Pipelining along the 101 we hit the best part of the Oregon Coast by mid afternoon in all it’s scenic, sweeping and cheese laden glory… we past by the Tillamook cheese factory after all. Regardless of the bike I’ve ridden this stretch on, it’s always offered special pleasures. In fall the leaves changing and crisp snap to the air, in spring the fog, mist and roiling ocean, except today… Today spring masquerades as summer with it’s dreamy warm carving of the road. In the back of my mind Groove Armada provides a soundtrack as they sing on about “if you’re fond of sand dunes and salty air, quaint little villages here and there…” I conclude I am, I shut off the iPod and let the song loop in my mind.
In Seaside the clouds start to settle in, and summer cools to early spring with amazing rapidity. We stop to eat at a Pizza Hut and remind ourselves why we only eat there every five years or so. Fortunately the food was slightly better than the neglect that passed for service… but only slightly. We take the opportunity to suit up, electric vests, long johns and waffle-weave tops. As the barometer and temperature start to slip.
The weather only begins to threaten rain just north of Lincoln City, but by this point we’re already wearing rain gear for warmth and to cut the moisture in the air. It’s getting cold. Proper motorcycle cold, where it bites into you with a moist cut, and I’m wishing we’d never returned the Widder Electric Vest and Arm Chaps we were lent for review earlier last month. By the time we pull into Florence our minds are set on a Hotel with a hot shower and a bite to eat.

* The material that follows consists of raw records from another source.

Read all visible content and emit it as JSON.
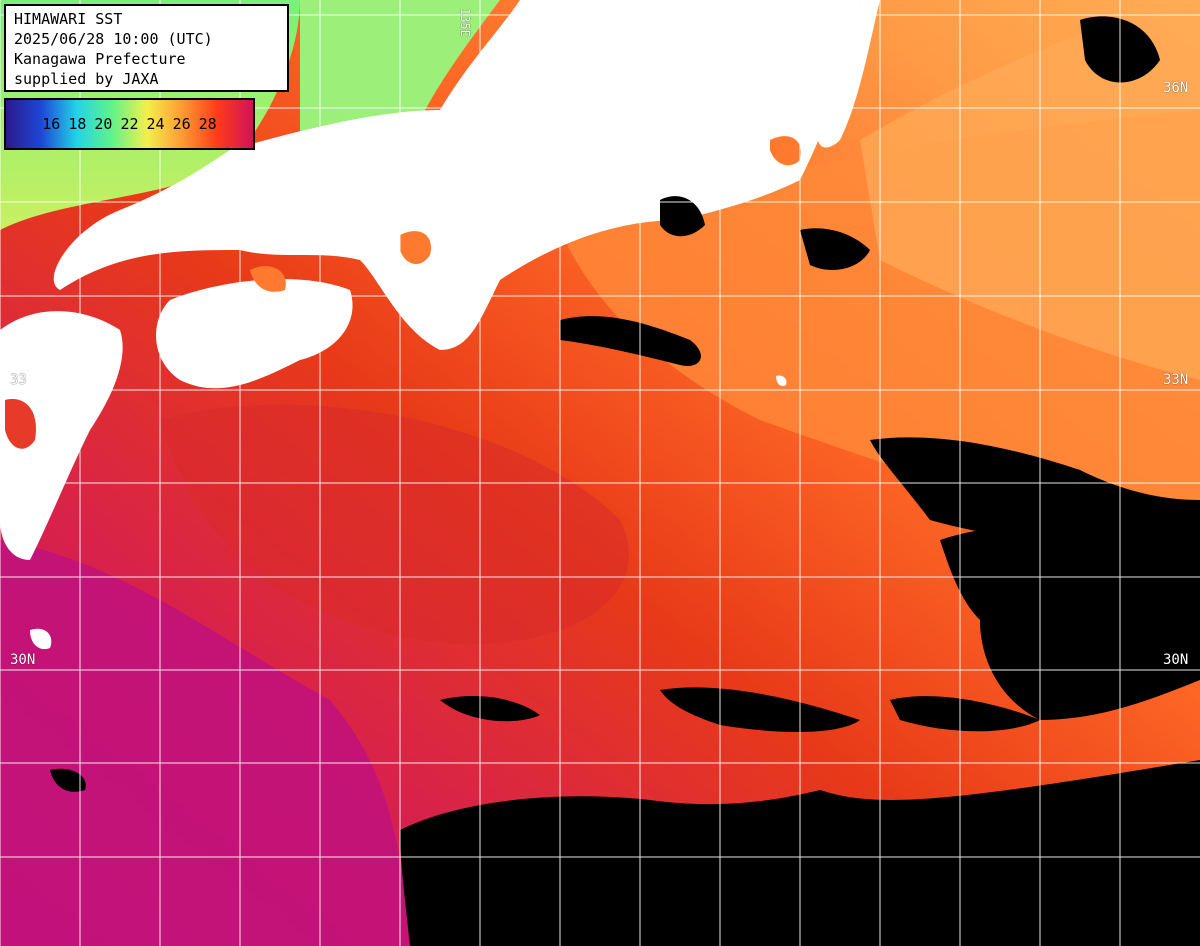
{
  "info": {
    "line1": "HIMAWARI SST",
    "line2": "2025/06/28 10:00 (UTC)",
    "line3": "Kanagawa Prefecture",
    "line4": "supplied by JAXA"
  },
  "legend": {
    "ticks": [
      "16",
      "18",
      "20",
      "22",
      "24",
      "26",
      "28"
    ],
    "gradient": [
      "#2b1a8c",
      "#1f46d6",
      "#23d3e6",
      "#61f28a",
      "#f4ef4d",
      "#ff9a33",
      "#ff3a1a",
      "#d0135a"
    ]
  },
  "grid": {
    "lat_labels_left": [
      "33",
      "30N"
    ],
    "lat_labels_right": [
      "36N",
      "33N",
      "30N"
    ],
    "lon_label_top": "135E",
    "color": "#ffffff"
  },
  "colors": {
    "land": "#ffffff",
    "cloud": "#000000",
    "sst_warm": "#e53a18",
    "sst_hot": "#c4157e",
    "sst_mid": "#ff7a2e",
    "sst_cool": "#ffad55",
    "coastal_green": "#86f07a"
  }
}
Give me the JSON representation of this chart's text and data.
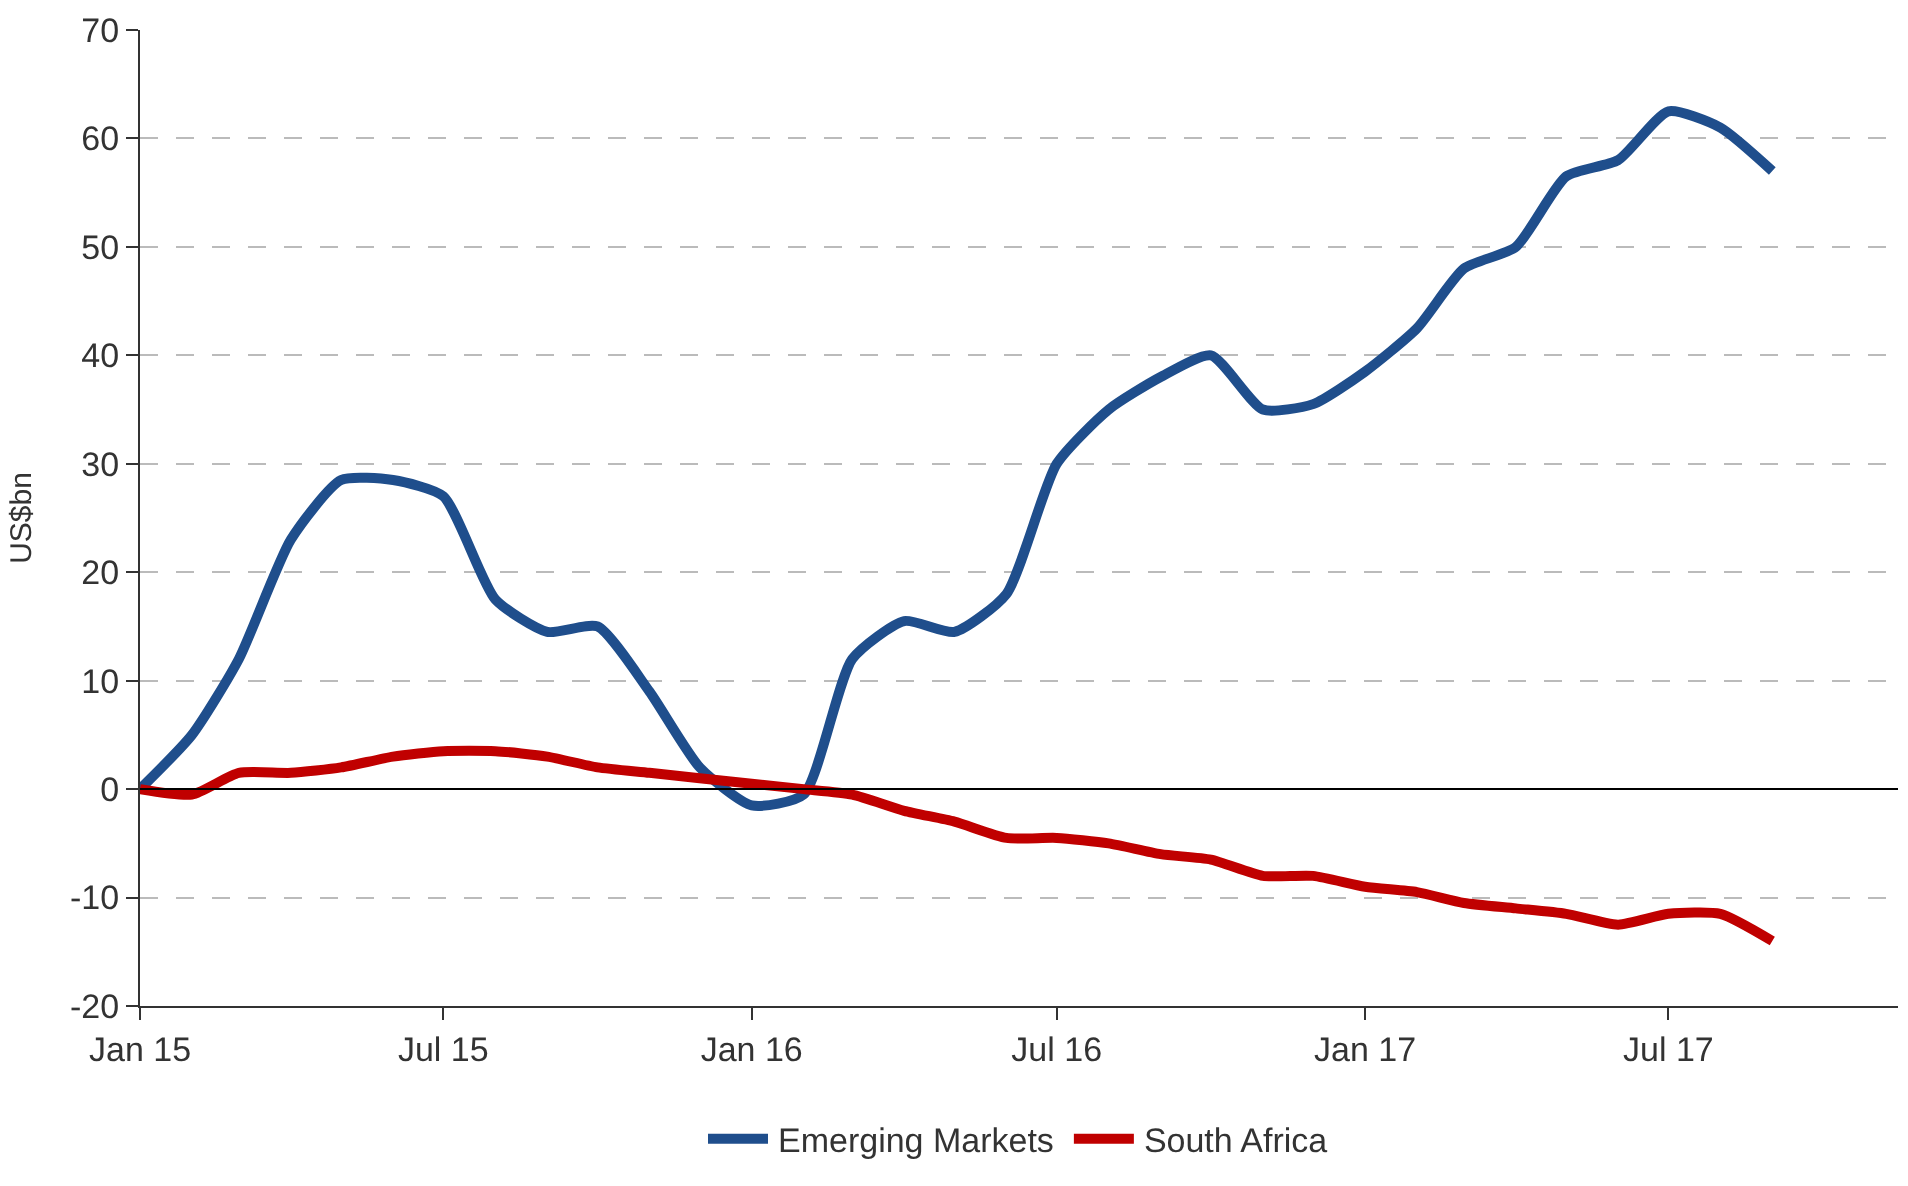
{
  "chart_data": {
    "type": "line",
    "ylabel": "US$bn",
    "x": [
      "2015-01",
      "2015-02",
      "2015-03",
      "2015-04",
      "2015-05",
      "2015-06",
      "2015-07",
      "2015-08",
      "2015-09",
      "2015-10",
      "2015-11",
      "2015-12",
      "2016-01",
      "2016-02",
      "2016-03",
      "2016-04",
      "2016-05",
      "2016-06",
      "2016-07",
      "2016-08",
      "2016-09",
      "2016-10",
      "2016-11",
      "2016-12",
      "2017-01",
      "2017-02",
      "2017-03",
      "2017-04",
      "2017-05",
      "2017-06",
      "2017-07",
      "2017-08",
      "2017-09"
    ],
    "series": [
      {
        "name": "Emerging Markets",
        "color": "#1f4e8c",
        "values": [
          0,
          5,
          12,
          23,
          28.5,
          28.5,
          27,
          17.5,
          14.5,
          15,
          9,
          2,
          -1.5,
          -0.5,
          12,
          15.5,
          14.5,
          18,
          30,
          35,
          38,
          40,
          35,
          35.5,
          38.5,
          42.5,
          48,
          50,
          56.5,
          58,
          62.5,
          61,
          57
        ]
      },
      {
        "name": "South Africa",
        "color": "#c00000",
        "values": [
          0,
          -0.5,
          1.5,
          1.5,
          2,
          3,
          3.5,
          3.5,
          3,
          2,
          1.5,
          1,
          0.5,
          0,
          -0.5,
          -2,
          -3,
          -4.5,
          -4.5,
          -5,
          -6,
          -6.5,
          -8,
          -8,
          -9,
          -9.5,
          -10.5,
          -11,
          -11.5,
          -12.5,
          -11.5,
          -11.5,
          -14
        ]
      }
    ],
    "xlim": [
      "2015-01",
      "2017-11-15"
    ],
    "xticks": [
      {
        "value": "2015-01",
        "label": "Jan 15"
      },
      {
        "value": "2015-07",
        "label": "Jul 15"
      },
      {
        "value": "2016-01",
        "label": "Jan 16"
      },
      {
        "value": "2016-07",
        "label": "Jul 16"
      },
      {
        "value": "2017-01",
        "label": "Jan 17"
      },
      {
        "value": "2017-07",
        "label": "Jul 17"
      }
    ],
    "ylim": [
      -20,
      70
    ],
    "yticks": [
      -20,
      -10,
      0,
      10,
      20,
      30,
      40,
      50,
      60,
      70
    ],
    "ref_lines": [
      {
        "axis": "y",
        "value": 0,
        "color": "#000000"
      }
    ],
    "grid": "y",
    "legend": "bottom",
    "marker": "none",
    "line_style": "solid"
  }
}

Our digs for the evening are not going to turn up in Conde Naste any time soon, but it was clean, affordable, and smelled of renovation, new carpet, glue and more disturbingly hamster urine. Given the number of posted rules and warnings of undeclared pets being charged at a rate of $50.00 per night I can only guess that the Hamster got it’s money’s worth and partied like a rock star.

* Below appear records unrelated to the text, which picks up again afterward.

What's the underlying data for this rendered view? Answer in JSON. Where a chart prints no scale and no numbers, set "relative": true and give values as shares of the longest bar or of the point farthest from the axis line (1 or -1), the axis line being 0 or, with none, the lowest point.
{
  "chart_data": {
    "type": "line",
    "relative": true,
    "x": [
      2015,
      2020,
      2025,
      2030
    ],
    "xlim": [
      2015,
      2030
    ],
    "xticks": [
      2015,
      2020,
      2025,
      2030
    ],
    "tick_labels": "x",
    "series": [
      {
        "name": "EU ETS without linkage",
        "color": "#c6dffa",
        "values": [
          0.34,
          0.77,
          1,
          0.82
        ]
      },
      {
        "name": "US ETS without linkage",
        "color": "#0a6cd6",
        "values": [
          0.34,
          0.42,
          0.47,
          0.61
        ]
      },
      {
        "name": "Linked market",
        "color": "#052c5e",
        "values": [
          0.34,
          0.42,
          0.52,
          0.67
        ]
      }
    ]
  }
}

The next morning featured drizzle, and the realization that Kevin’s heated grips were failing to honour the heating part of their raison d’etre. Another hour with the volt meter and it was sorted.

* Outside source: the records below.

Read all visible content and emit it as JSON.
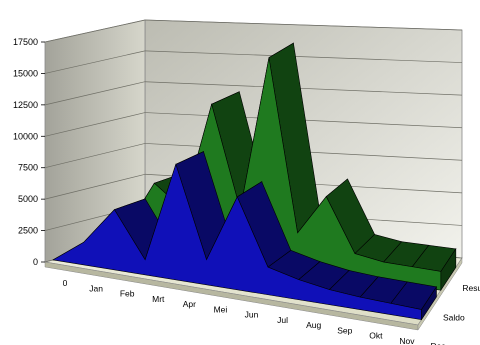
{
  "chart_data": {
    "type": "area",
    "style": "3d-ribbon",
    "categories": [
      "0",
      "Jan",
      "Feb",
      "Mrt",
      "Apr",
      "Mei",
      "Jun",
      "Jul",
      "Aug",
      "Sep",
      "Okt",
      "Nov",
      "Dec"
    ],
    "y_ticks": [
      "0",
      "2500",
      "5000",
      "7500",
      "10000",
      "12500",
      "15000",
      "17500"
    ],
    "ylim": [
      0,
      17500
    ],
    "grid": true,
    "series": [
      {
        "name": "Saldo",
        "color": "#1010b8",
        "values": [
          0,
          1800,
          4800,
          1200,
          9200,
          2000,
          7400,
          2200,
          1600,
          1200,
          1000,
          900,
          800
        ]
      },
      {
        "name": "Resultaat",
        "color": "#1f7a1f",
        "values": [
          0,
          1800,
          5800,
          4000,
          12700,
          4500,
          17000,
          3200,
          6400,
          2100,
          1700,
          1600,
          1500
        ]
      }
    ],
    "depth_labels": [
      "Saldo",
      "Resultaat"
    ]
  }
}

The oddest point of the day? Meeting up with Kevin’s parents just north of Eureka on the snowbird migratory return trip for the spring. Riding in lead I see that a conspicuous red truck with massive fifth wheel in tow was flashing it’s high beams and sounding off the horn. We looped at the next exit and caught up with them at Clam Beach. The punch line is that Kevin’s Father, not remembering what the VFR looked like, had been giving pretty much all the motorcycling duos along the way the same treatment, possibly spreading confusion in his wake. The visit was brief as we needed to push on to Ukiah, we wanted to minimize our night riding after all… but you already know all about that.
The next day we began our Rest and Repair cycle with a visit to Ukiah Motorsport. The service manager took the Magna out for a diagnostic spin. It wasn’t a cam-chain rattle after all, that would have been present at all RPMs in the range. No, the cause was much more benign and somewhat relieving; bolts that attached the new engine guard Kevin had installed pre-trip had stripped and the guard was rattling against the engine and frame. Bad sound, but no risk. Still it’s given us some time to visit with our friend Ed, bring in fresh tires and prepare for the next segment of our journey. A group ride from San Francisco to Las Vegas via Death Valley with the Top of the Hill Club.